Looking forward to the weekend?
For many people the weekend is a chance to unwind and shake off the stress of the week. But for those struggling with addiction, weekends are often the hardest time with the euphoric recall of the ‘good times’ with the substance/relationship they’re trying to recover from. Here are 5 tips for those trying to get through this weekend.
1.If you’re in recovery, get to a meeting. And if you’re not in recovery, get to a meeting. The anonymous fellowships bring hope, connection and recovery to many, many people so it’s worth putting any scepticism to one side and giving it a go. www.alcoholics-anonymous.org.uk.
2.Connect – the worst thing you can do is keep your feelings to yourself. Pick up the phone to someone you trust instead of picking up the substance/person you’re recovering from. Or if no one springs to mind, there are many brilliant advice lines like the Samaritans on 116 123.
3.Get outside – get out in nature, be around something bigger than yourself. Exercise can help. If you do go for a walk, be careful that your route is not triggering e.g. it doesn’t take you past places that will bring back sad memories, old haunts and pubs.

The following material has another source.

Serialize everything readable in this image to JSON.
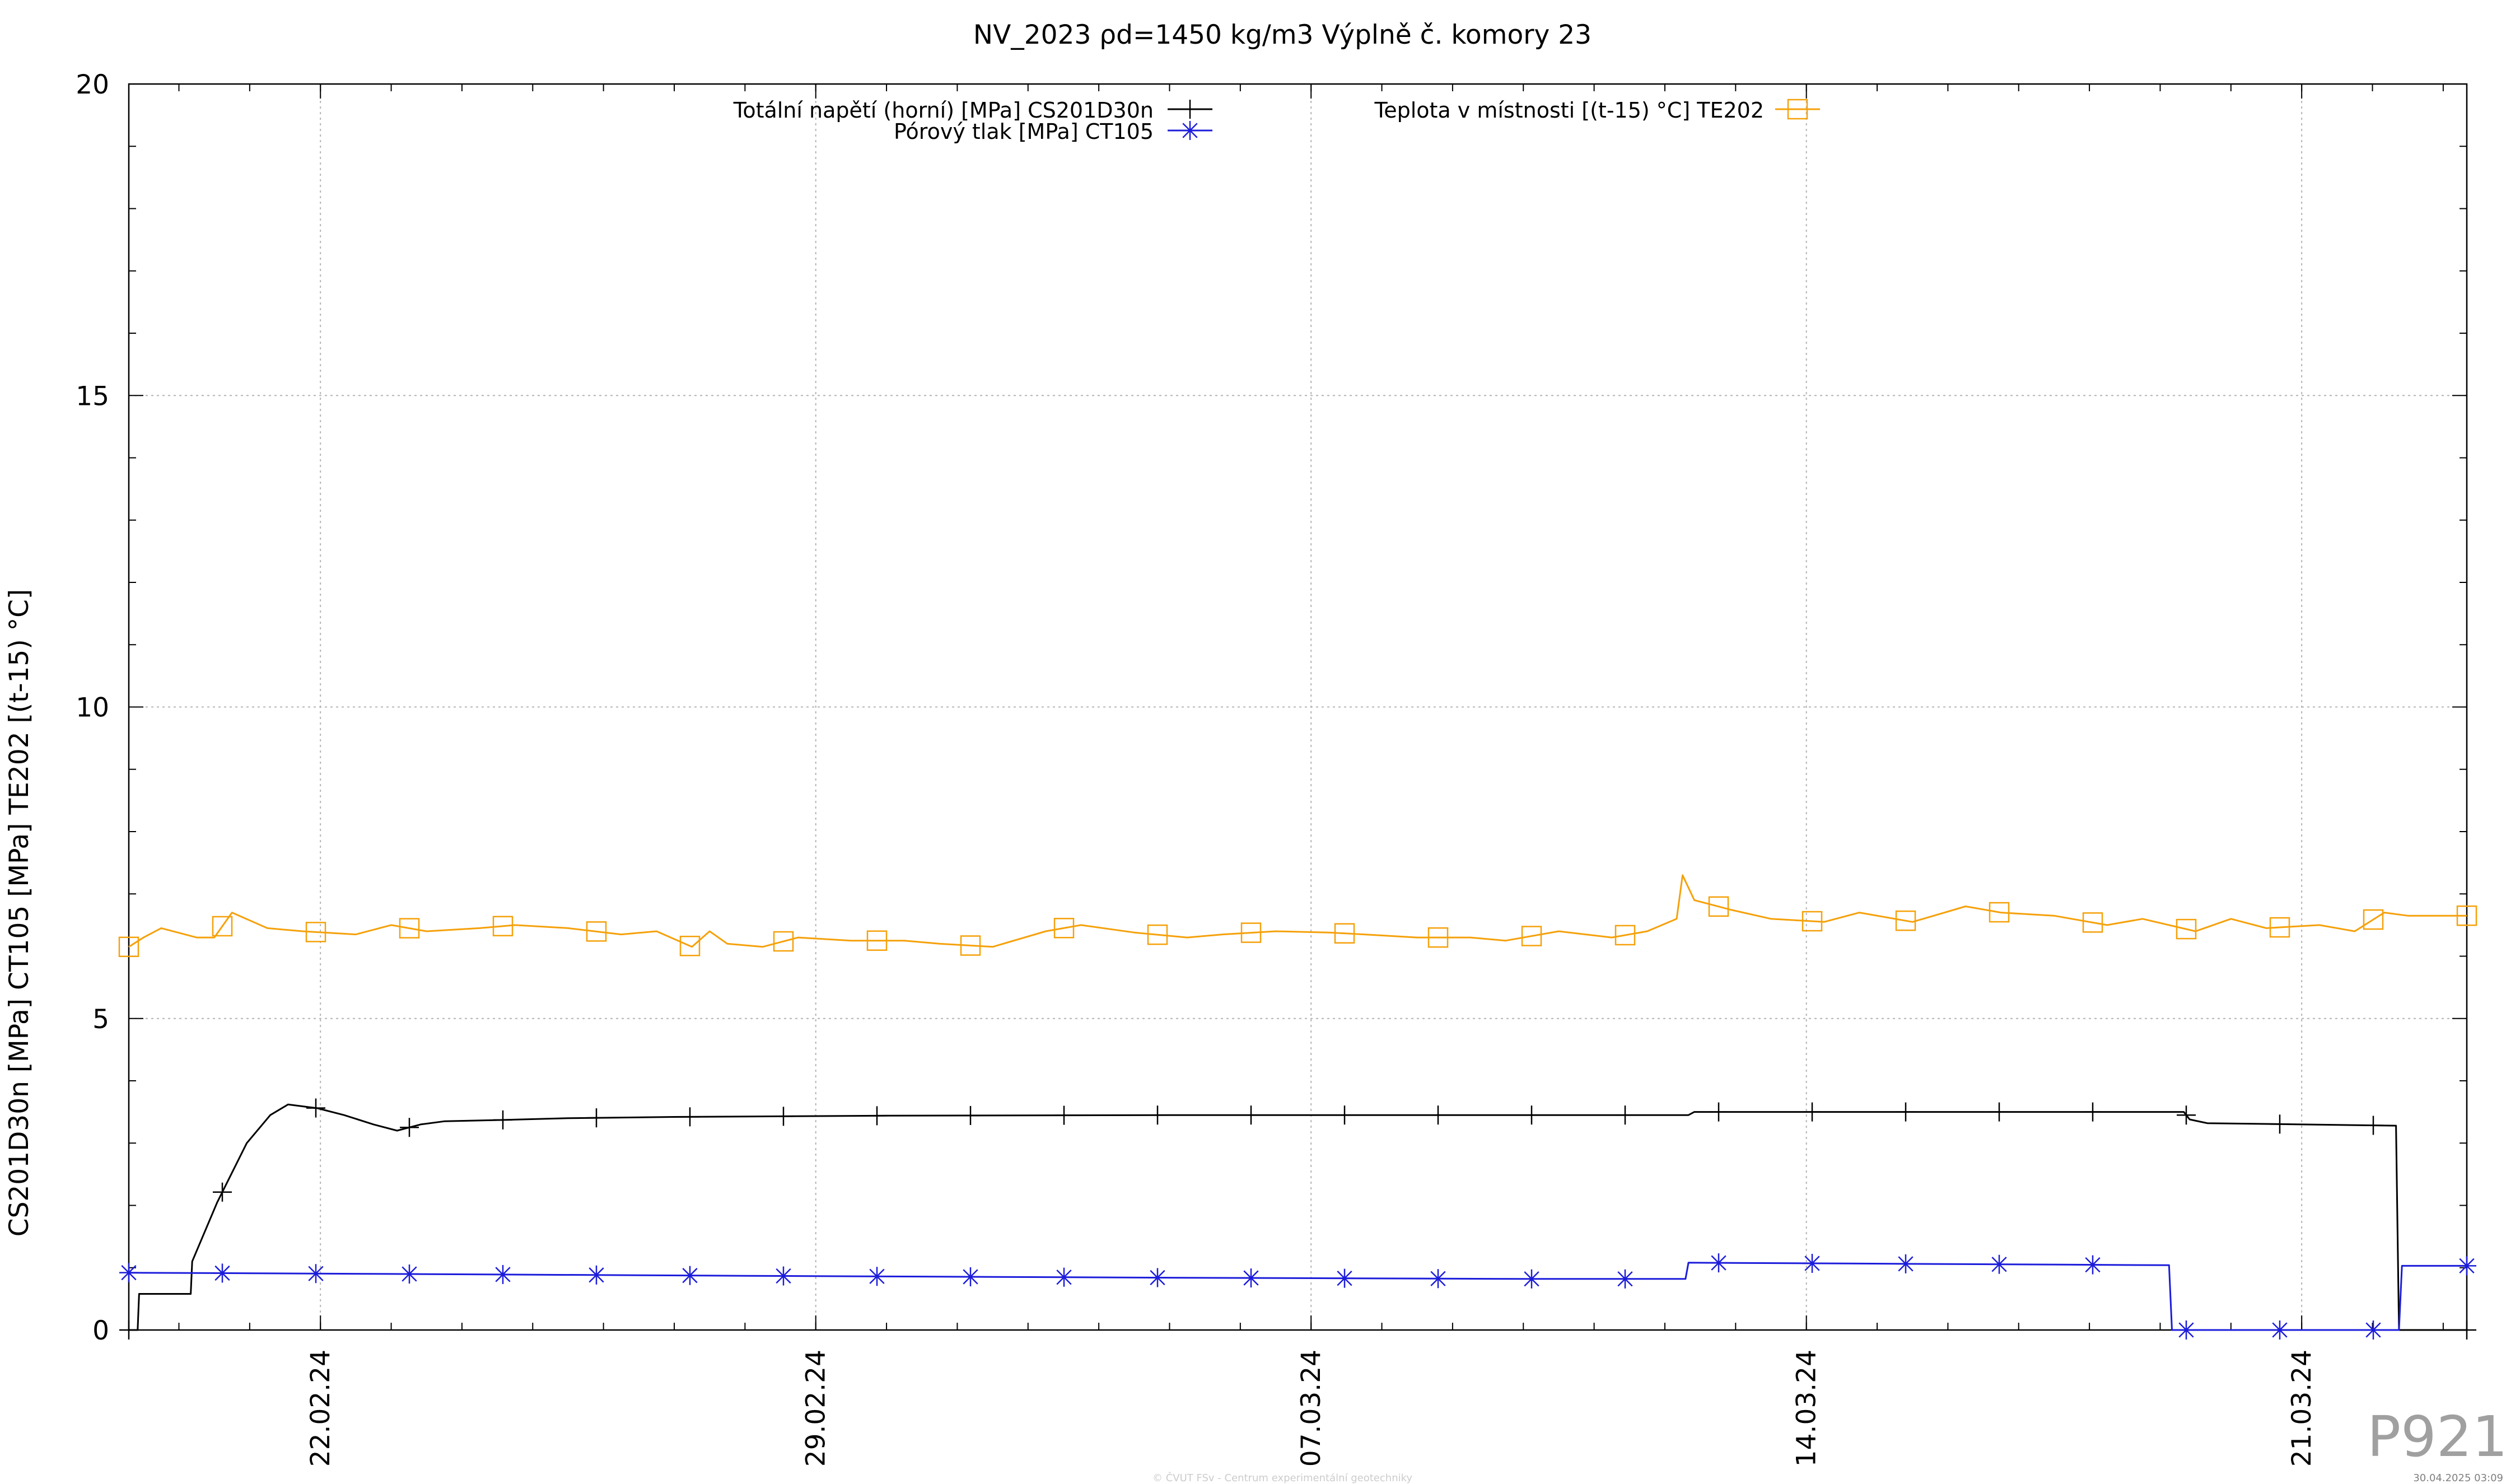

4.Play the tape forward – call to mind the events in the past that led you to try to give up the substance/person and make a note of them. Remembering the pain of the past will help you to avoid falling into the same cycle of self-defeating behaviour in the future. If you start to fantasise about how ‘good’ things used to be, read and re-read the list, then imagine going back to the addictive situation/substance but ‘play the tape forward’ to the end of the night or the next day. How do you feel? Pretty awful is the likely answer.
5.Hungry Angry Lonely Tired – it’s the simple things that leave us vulnerable to relapse. If you’re feeling tempted, ask yourself these questions: 1) have I eaten enough today? 2) have I taken enough rest? 3) am I annoyed by someone/something and do I need to talk to someone about it? and 4) am I feeling isolated and do I need to connect and open up to someone? Making sure these basic needs are met can help to ward off a relapse.